Valid excuses abound in Memphis. Ja Morant has yet to finish serving his 25-game suspension for conduct detrimental to the league, and the Grizzlies are laboring through an avalanche of other notable absences.
Flirting with the worst record in the Western Conference is still a letdown. This team's depth was supposed to help it tread water while awaiting Morant's return—even without Steven Adams and Brandon Clarke.
Memphis has the assets to take another big swing. But it's tough to go all-in without seeing how (or if) the on-court product normalizes with Morant.
Plugging the Adams-sized hole up front without depleting the team's asset stores is the way to go for now. Drummond does that in ways Bismack Biyombo and Xavier Tillman. do not. He brings more size and heft, much to the delight of Jaren Jackson Jr.'s defensive workload, and is an offensive-rebounding dynamo.

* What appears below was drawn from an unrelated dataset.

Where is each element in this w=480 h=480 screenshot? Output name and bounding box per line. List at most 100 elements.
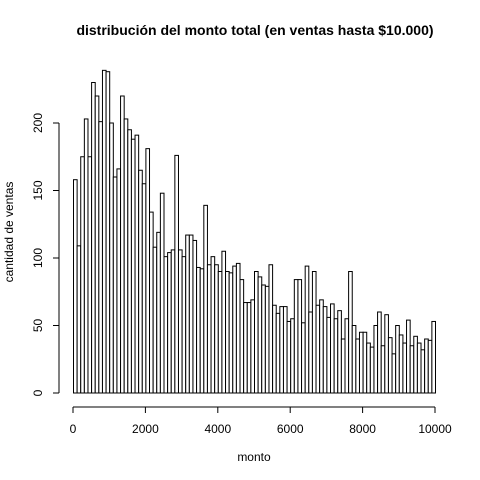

Drummond is boarding over 20 percent of Chicago's misses at the moment (a career-high). The Grizzlies will have to stomach more freelancing in the post and hair-pulling decisions from him than they do with Adams or any other big on the roster, but he's worth the trouble relative to current alternatives. And getting his Early Bird rights is good insurance against Adams and Tillman hitting the open market this summer.
The Bulls might flinch at taking on Konchar, who begins a three-year, $18.5 million extension next season. But he can bump up their three-point volume if Billy Donovan plays him. More critically, they appear headed toward a wholesale dissolution this season or over the summer. Capitalizing on Drummond's play so far before he hits free agency would be good asset management—for a change.